La Commission Ouest Africaine sur les drogues (WACD) a présenté le jeudi 6 août 2015, à Conakry les conclusions d’un rapport intitulé « pas seulement une zone de transit – drogues, État et société en Afrique de l’Ouest ». Cette commission qui a travaillé pendant 18 mois dans les différents pays de l’Afrique de l’ouest, a été pilotée par la fondation Koffi Annan, initiatrice.

« Le trafic, la consommation et la production de drogues en Guinée et au-delà peuvent mettre en danger les institutions, minent nos économies, menacent la santé publique et les efforts de développement », a déclaré le Dr Idrissa BA, Commissaire de la WACD. En 2013, le secrétaire général des Nations Unies a estimé la valeur annuelle de la cocaïne transitant par l’Afrique de l’Ouest à 1,25 milliards de dollars US.

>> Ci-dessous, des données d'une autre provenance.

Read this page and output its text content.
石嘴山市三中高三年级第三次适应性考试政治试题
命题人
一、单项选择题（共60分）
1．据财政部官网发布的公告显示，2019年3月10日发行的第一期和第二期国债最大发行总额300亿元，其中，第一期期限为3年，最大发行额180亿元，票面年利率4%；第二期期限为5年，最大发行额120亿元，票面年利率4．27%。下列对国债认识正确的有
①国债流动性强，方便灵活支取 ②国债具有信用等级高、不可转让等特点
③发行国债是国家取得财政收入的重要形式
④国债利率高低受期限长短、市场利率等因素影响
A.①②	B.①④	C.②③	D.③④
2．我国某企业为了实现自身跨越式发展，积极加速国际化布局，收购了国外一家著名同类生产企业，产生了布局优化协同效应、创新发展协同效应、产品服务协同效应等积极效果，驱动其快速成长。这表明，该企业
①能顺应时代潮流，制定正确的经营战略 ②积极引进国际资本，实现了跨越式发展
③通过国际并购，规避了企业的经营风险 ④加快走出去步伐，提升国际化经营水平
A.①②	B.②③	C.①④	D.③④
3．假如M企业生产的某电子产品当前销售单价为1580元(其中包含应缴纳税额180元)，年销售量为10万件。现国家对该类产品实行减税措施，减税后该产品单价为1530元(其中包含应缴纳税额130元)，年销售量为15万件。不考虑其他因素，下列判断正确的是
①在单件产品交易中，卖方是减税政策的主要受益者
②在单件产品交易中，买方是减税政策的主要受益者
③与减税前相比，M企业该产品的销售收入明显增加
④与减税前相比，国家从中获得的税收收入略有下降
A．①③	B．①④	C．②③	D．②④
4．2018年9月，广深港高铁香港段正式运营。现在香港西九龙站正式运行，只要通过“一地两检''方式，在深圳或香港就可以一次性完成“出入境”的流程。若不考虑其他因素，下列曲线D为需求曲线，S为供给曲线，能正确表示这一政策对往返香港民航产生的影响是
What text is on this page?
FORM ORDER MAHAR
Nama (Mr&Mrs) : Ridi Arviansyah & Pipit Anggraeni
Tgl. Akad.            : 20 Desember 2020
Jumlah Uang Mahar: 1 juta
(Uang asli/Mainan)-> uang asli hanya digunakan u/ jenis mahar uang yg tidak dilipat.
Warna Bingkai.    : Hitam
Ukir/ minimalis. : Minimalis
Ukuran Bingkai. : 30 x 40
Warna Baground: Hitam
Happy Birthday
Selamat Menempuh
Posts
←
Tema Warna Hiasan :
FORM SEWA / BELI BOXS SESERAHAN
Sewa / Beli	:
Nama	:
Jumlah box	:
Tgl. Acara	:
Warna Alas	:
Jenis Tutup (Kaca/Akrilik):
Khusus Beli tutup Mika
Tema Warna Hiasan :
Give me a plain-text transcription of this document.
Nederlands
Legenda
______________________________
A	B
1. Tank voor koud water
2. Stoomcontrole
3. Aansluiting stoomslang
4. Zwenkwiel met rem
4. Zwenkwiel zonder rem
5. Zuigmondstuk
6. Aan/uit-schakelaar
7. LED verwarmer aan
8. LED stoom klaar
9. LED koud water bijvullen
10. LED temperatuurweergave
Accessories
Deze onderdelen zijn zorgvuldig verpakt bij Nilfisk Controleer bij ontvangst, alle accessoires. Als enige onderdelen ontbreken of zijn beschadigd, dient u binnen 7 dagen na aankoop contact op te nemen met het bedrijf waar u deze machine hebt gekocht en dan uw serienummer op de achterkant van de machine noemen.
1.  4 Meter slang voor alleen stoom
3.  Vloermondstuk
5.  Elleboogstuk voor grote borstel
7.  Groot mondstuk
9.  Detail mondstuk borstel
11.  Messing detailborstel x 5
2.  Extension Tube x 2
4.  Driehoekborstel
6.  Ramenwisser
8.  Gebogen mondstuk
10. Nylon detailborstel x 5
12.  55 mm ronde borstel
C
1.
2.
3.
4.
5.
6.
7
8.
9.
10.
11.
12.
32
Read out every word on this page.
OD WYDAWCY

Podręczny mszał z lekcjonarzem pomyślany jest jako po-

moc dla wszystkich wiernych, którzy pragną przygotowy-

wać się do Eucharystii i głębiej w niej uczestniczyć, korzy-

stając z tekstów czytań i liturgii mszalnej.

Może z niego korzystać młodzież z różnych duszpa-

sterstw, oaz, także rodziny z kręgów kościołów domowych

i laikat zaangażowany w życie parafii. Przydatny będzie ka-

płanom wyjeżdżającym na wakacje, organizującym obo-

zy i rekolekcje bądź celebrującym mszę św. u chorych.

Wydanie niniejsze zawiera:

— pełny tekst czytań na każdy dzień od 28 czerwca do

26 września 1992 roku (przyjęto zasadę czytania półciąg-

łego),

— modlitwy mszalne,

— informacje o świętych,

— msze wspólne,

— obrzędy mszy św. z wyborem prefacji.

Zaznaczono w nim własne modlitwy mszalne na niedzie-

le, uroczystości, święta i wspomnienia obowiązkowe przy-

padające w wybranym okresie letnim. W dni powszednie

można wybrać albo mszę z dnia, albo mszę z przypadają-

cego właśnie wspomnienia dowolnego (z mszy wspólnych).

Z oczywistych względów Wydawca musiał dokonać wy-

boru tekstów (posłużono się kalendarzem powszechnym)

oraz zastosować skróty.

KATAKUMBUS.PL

Selon lui, « l’Afrique de l’Ouest et la Guinée ne sont plus seulement des zones de transit de drogues issues d’Amérique de Sud et en route vers l’Europe, elles sont aussi devenues d’importantes zones de consommation et de production de drogues (de cannabis, de cocaïne, et d’héroine) ». De ce fait, a ajouté le commissaire, « l’absence criante de centres de traitement destinés aux usagers de drogues alimente la propagation de maladies et expose toute une génération à des risques croissants de santé publique –concernant à la fois les consommateurs de drogues et ceux qui ne le sont pas ».

Les trafiquants et leurs complices doivent être jugés avec la plus grande fermeté. « Mais l’application de la loi ne doit pas se faire au détriment des personnes pauvres… », fulmine le Dr Ba.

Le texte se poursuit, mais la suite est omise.